Design, Sites, and Data Sources
During the 2014-2015 school year, the High 5s research team conducted a successful pilot phase at three public schools that received Building Blocks as part of the Making Pre-K Count (MPC) intervention. The pilot sites were selected to ensure representation of the variability in MPC sites, taking into account a number of factors, including borough, ethnicity/race, schedules, and capacity to implement the High 5s model. Facilitators were hired, trained, and supervised by Bank Street College. The pilot study was designed to determine the logistical feasibility of a full-scale High 5s intervention in New York City, and the research team focused on student attendance and engagement, curricular implementation, instructional quality, and reception by teachers, school administrators, and families, among other measures, to determine whether the intervention could be successfully implemented at scale. The pilot year gave us confidence that High 5s can be implemented with fidelity and quality in MPC schools, that children’s attendance can be high, and that children can make sufficient progress in their math skills. Lessons from these pilot experiences will strengthen the implementation of the High 5s model during the full-scale phase of the program in 2015-2016.
While the pilot evaluation of High 5s was focused on logistical feasibility and program implementation, the full-scale evaluation design must achieve two goals: (1) determine whether the High 5s clubs sustain or increase the effects of implementing the MPC Building Blocks curriculum in the preschool year, and (2) preserve our ability to determine the effects of the MPC intervention without any kindergarten enhancement. All of our design considerations begin with the sample of schools and centers that have already been randomly assigned to treatment or control conditions as part of MPC and build upon the comprehensive data collection strategy that is already in place.
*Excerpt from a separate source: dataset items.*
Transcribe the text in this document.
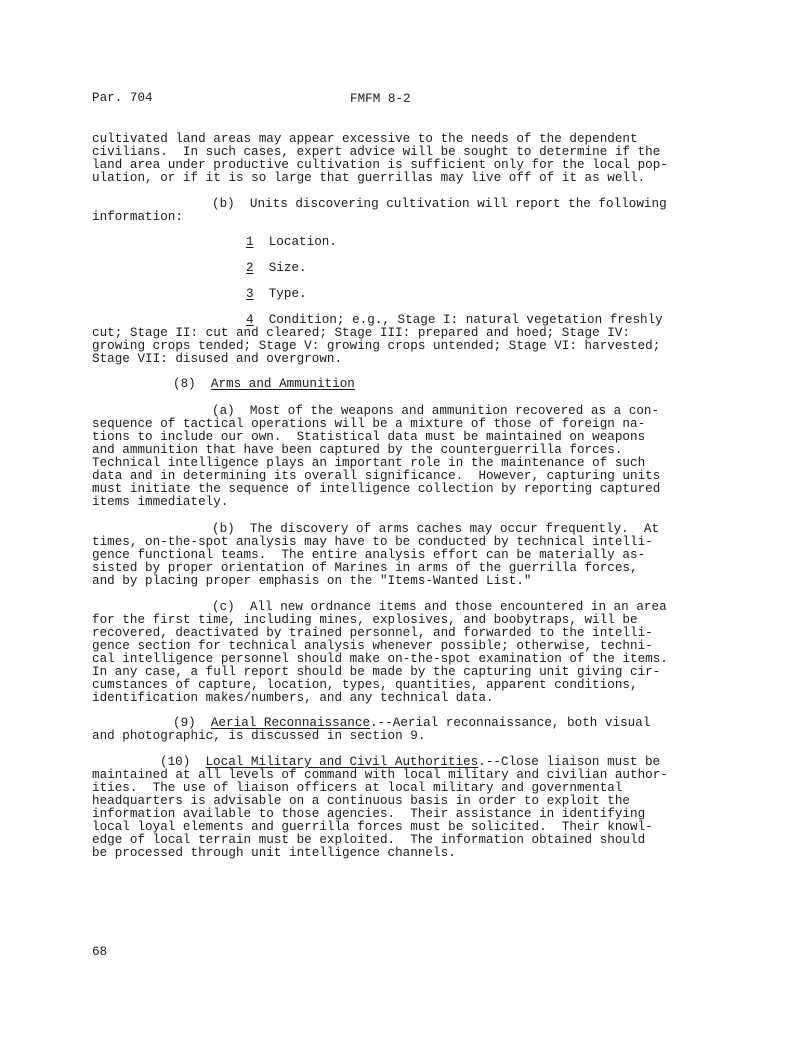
Par. 704	FMFM 8-2
cultivated land areas may appear excessive to the needs of the dependent
civilians.  In such cases, expert advice will be sought to determine if the
land area under productive cultivation is sufficient only for the local pop-
ulation, or if it is so large that guerrillas may live off of it as well.
(b)  Units discovering cultivation will report the following
information:
1 Location.
2 Size.
3 Type.
4 Condition; e.g., Stage I: natural vegetation freshly
cut; Stage II: cut and cleared; Stage III: prepared and hoed; Stage IV:
growing crops tended; Stage V: growing crops untended; Stage VI: harvested;
Stage VII: disused and overgrown.
(8) Arms and Ammunition
(a)  Most of the weapons and ammunition recovered as a con-
sequence of tactical operations will be a mixture of those of foreign na-
tions to include our own.  Statistical data must be maintained on weapons
and ammunition that have been captured by the counterguerrilla forces.
Technical intelligence plays an important role in the maintenance of such
data and in determining its overall significance.  However, capturing units
must initiate the sequence of intelligence collection by reporting captured
items immediately.
(b)  The discovery of arms caches may occur frequently.  At
times, on-the-spot analysis may have to be conducted by technical intelli-
gence functional teams.  The entire analysis effort can be materially as-
sisted by proper orientation of Marines in arms of the guerrilla forces,
and by placing proper emphasis on the "Items-Wanted List."
(c)  All new ordnance items and those encountered in an area
for the first time, including mines, explosives, and boobytraps, will be
recovered, deactivated by trained personnel, and forwarded to the intelli-
gence section for technical analysis whenever possible; otherwise, techni-
cal intelligence personnel should make on-the-spot examination of the items.
In any case, a full report should be made by the capturing unit giving cir-
cumstances of capture, location, types, quantities, apparent conditions,
identification makes/numbers, and any technical data.
(9) Aerial Reconnaissance.--Aerial reconnaissance, both visual
and photographic, is discussed in section 9.
(10) Local Military and Civil Authorities.--Close liaison must be
maintained at all levels of command with local military and civilian author-
ities.  The use of liaison officers at local military and governmental
headquarters is advisable on a continuous basis in order to exploit the
information available to those agencies.  Their assistance in identifying
local loyal elements and guerrilla forces must be solicited.  Their knowl-
edge of local terrain must be exploited.  The information obtained should
be processed through unit intelligence channels.
68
The full implementation phase of High 5s will be offered to the children in 24 public school sites that were randomly assigned to receive the Building Blocks intervention during the 2014-2015 school year as part of MPC. There are two points of randomization, then, in the overall MPC and High 5s design: in the first, which has already occurred as part of the MPC evaluation, public preschools were randomized to either a business-as-usual group or a group receiving the Building Blocks intervention. In the second randomization, children in the public school Building Blocks group who return to those schools for kindergarten will be individually randomized to either High 5s or to a comparison group that receives regular kindergarten programming without High 5s. This will result in three research groups: (1) a group that receives no math enhancement in either preschool or kindergarten, (2) a group of children who receive only the preschool math intervention, and (3) a group of children who receive both the preschool and kindergarten interventions. The design will allow us to test both the impact of the MPC preschool intervention by itself and the impact of the preschool intervention as enhanced by the High 5s kindergarten add-on.